Wolpert, D. H. 1992 Stacked generalization. Neural Networks 5, 241–259.

Smyth, P. and Wolpert, D. 1998 An Evaluation of Linearly Combining Density Estimators via Stacking. Technical Report No. 98–25. Information and Computer Science Department, University of California, Irvine, CA.

Dormann, C. et al. 2018 Model averaging in ecology: a review of Bayesian, information-theoretic, and tactical approaches for predictive inference.
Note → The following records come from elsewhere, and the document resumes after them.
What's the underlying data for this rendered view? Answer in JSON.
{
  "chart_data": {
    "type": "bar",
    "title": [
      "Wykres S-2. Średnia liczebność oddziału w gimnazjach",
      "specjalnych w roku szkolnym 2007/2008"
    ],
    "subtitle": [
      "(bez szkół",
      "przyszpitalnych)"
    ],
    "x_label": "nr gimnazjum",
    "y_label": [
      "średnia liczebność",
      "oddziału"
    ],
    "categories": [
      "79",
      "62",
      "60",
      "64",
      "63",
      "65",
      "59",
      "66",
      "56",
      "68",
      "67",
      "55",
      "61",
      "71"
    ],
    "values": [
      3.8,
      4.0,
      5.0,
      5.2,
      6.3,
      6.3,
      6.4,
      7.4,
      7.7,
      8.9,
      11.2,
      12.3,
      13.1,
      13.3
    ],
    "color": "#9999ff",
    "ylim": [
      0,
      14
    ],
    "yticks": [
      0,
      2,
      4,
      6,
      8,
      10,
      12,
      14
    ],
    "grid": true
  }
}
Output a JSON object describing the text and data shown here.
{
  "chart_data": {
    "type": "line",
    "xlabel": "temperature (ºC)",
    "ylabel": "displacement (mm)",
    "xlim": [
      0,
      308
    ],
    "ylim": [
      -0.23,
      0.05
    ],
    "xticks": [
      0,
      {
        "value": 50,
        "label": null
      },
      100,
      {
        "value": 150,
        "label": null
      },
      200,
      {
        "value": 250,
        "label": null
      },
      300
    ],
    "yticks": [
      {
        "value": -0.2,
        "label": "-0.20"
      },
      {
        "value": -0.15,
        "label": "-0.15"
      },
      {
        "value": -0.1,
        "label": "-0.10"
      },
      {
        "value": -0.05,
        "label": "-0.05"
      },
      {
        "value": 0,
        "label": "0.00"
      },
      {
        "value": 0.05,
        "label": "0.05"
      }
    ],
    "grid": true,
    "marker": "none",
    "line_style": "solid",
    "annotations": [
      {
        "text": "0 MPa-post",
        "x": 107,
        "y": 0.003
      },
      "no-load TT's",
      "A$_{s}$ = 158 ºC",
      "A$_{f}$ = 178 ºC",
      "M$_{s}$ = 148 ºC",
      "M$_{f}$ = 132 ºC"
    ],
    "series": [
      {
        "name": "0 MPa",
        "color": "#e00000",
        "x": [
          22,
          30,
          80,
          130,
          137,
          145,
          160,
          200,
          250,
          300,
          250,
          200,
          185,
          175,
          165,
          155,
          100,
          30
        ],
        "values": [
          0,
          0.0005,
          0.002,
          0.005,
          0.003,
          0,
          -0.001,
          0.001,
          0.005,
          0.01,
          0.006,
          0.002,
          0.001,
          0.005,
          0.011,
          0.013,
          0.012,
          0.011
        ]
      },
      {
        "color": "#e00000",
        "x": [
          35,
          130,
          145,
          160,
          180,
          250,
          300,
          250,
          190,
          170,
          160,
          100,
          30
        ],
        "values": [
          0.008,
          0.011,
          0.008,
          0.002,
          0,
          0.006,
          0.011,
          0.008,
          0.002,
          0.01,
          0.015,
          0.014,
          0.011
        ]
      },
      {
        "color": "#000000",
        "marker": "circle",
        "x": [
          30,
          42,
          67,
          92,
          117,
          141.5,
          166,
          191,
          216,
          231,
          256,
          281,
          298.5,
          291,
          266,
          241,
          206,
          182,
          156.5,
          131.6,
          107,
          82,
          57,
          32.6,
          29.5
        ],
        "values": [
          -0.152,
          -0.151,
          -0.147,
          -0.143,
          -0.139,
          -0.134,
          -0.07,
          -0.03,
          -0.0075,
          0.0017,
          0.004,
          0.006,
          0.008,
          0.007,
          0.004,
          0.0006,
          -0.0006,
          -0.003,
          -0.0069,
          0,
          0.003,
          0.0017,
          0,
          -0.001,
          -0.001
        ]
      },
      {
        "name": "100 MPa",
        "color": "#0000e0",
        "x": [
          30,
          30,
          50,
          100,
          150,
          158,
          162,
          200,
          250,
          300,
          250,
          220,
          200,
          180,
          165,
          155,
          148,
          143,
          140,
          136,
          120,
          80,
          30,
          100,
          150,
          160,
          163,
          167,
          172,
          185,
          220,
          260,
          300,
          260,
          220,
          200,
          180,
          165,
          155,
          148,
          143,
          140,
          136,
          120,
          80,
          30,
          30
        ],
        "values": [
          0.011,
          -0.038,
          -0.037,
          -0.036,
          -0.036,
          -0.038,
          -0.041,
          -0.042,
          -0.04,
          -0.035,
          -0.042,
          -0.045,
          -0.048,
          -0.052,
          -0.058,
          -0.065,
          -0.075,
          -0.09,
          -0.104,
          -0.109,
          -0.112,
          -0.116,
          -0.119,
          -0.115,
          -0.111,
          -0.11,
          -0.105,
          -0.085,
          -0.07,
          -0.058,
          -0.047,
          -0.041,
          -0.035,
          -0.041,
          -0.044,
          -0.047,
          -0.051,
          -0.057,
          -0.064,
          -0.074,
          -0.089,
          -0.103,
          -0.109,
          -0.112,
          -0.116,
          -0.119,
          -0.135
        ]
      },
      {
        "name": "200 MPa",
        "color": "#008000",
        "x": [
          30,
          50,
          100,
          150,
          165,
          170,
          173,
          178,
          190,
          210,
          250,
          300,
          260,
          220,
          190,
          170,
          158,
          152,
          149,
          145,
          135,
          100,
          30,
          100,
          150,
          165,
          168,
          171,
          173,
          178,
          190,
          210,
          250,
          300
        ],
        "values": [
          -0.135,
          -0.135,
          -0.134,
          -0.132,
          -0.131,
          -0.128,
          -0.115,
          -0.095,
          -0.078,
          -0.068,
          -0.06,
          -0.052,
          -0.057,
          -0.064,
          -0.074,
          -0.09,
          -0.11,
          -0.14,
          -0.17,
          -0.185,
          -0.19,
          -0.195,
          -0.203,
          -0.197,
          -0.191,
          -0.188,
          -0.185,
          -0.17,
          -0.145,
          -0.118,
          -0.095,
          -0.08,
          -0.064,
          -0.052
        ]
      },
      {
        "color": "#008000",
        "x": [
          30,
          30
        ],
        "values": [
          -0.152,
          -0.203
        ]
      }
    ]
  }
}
Ecological Monographs 88, 485–504.

Author

Carsten Dormann, Kamil Bartoń

Examples

#simulated Cement dataset to increase sample size for the training data 
fm0 <- glm(y ~ X1 + X2 + X3 + X4, data = Cement, na.action = na.fail)
dat <- as.data.frame(apply(Cement[, -1], 2, sample, 50, replace = TRUE))
dat$y <- rnorm(nrow(dat), predict(fm0), sigma(fm0))

# global model fitted to training data:
fm <- glm(y ~ X1 + X2 + X3 + X4, data = dat, na.action = na.fail)

# generate a list of *some* subsets of the global model
models <- lapply(dredge(fm, evaluate = FALSE, fixed = "X1", m.lim = c(1, 3)), eval)
#> Fixed terms are "X1" and "(Intercept)"
#> Error in eval(mf, parent.frame()): object 'dat' not found

wts <- stackingWeights(models, data = dat, R = 10)
#> Error: object 'models' not found

ma <- model.avg(models)
#> Error: object 'models' not found
Weights(ma) <- wts["mean", ]
#> Error: object 'wts' not found

predict(ma)
#> Error: object 'ma' not found